Post-ordeal, she was undergoing therapy, making friends and planning a career.
“I want to be a nurse and I want to be happy,” she said.
‘That’s the Scary Thing’
A psychiatrist’s evaluation of Linda Weston during her trial for Bernardo Ramos’ death concluded she had “intrinsic brain disease” and was schizophrenic. She grew up in a troubled home, and her mother died when she was a teenager.
However, Johnston notes that Linda Weston had a number of siblings who experienced the same childhood turbulence and chose another path. “This is where you see the interaction of nature and nurture,” she says.
Asked how Linda Weston could be so sadistic, Johnston theorizes she refused to see her victims as humans.

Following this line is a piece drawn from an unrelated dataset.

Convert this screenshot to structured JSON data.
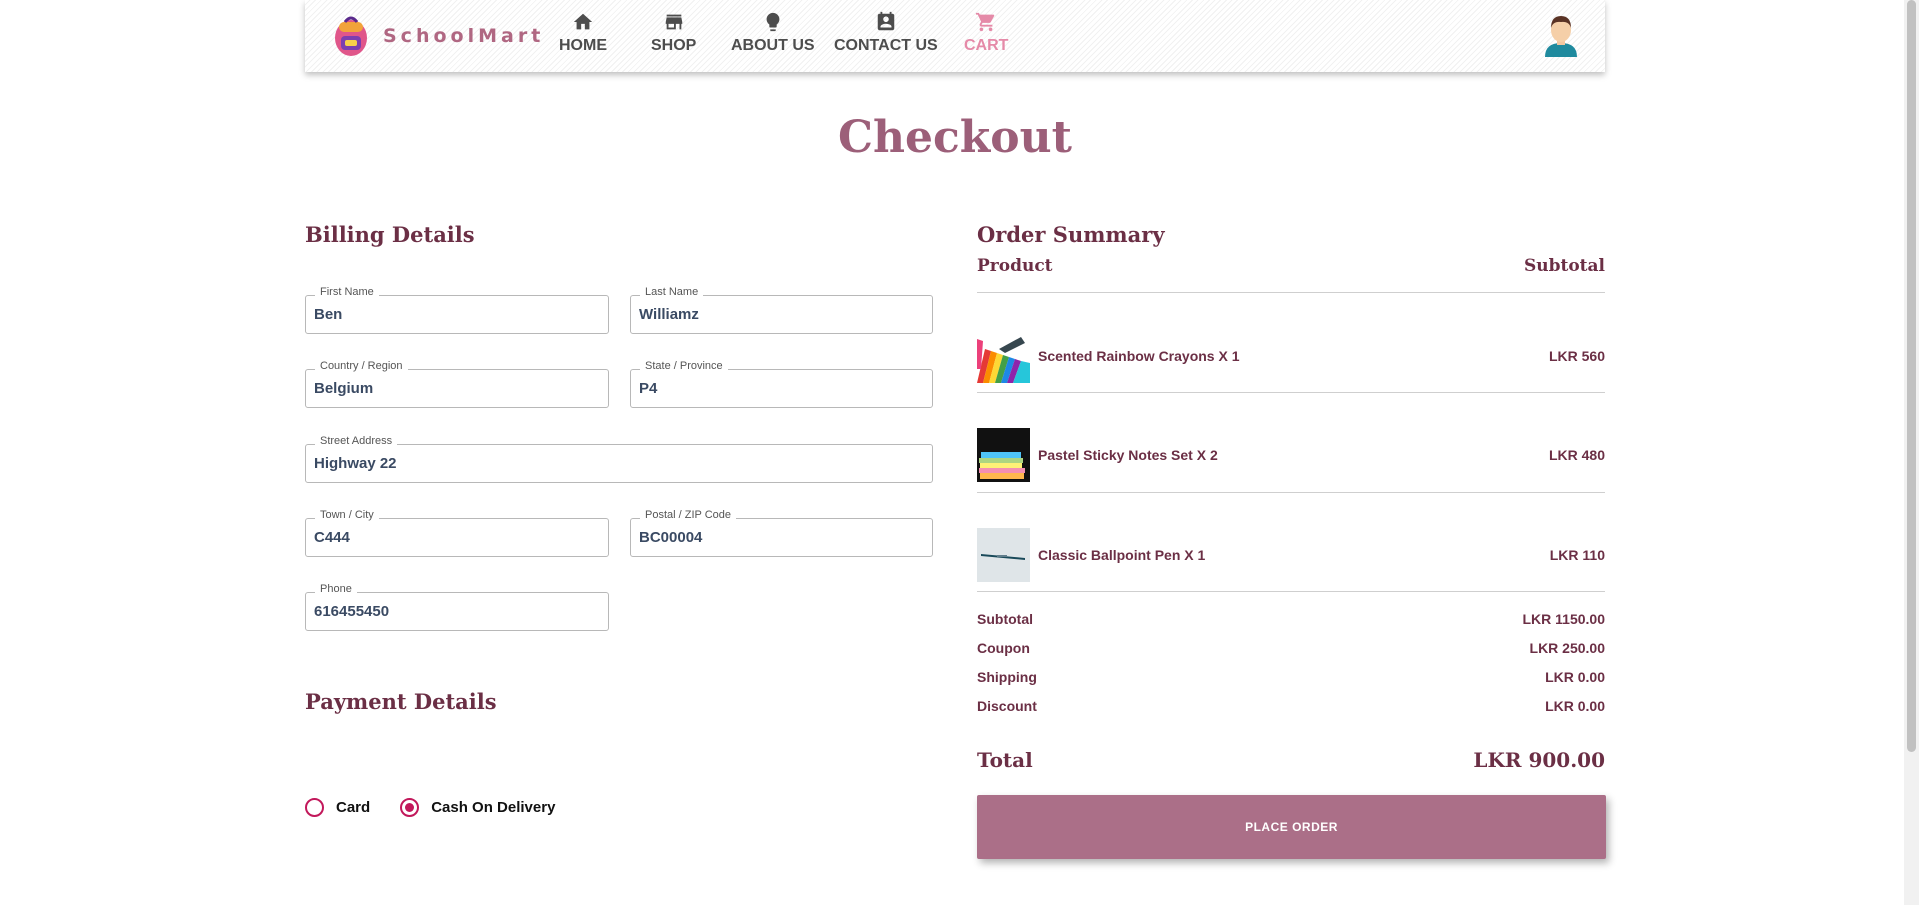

“Dehumanization is a common strategy people use to hurt other people,” she says. “They tell themselves, ‘these aren’t real people’ or ‘they’re a means to an end’ or they’re like ‘vermin.'”
Jones tells A&E True Crime that Weston “didn’t have a good upbringing and at a certain part in her life she just basically assumed it was normal, the way she was raised.
“She just assumed what she did was OK and kept pushing it,” he says. “At some point she accepted it as a norm and that’s the scary thing.”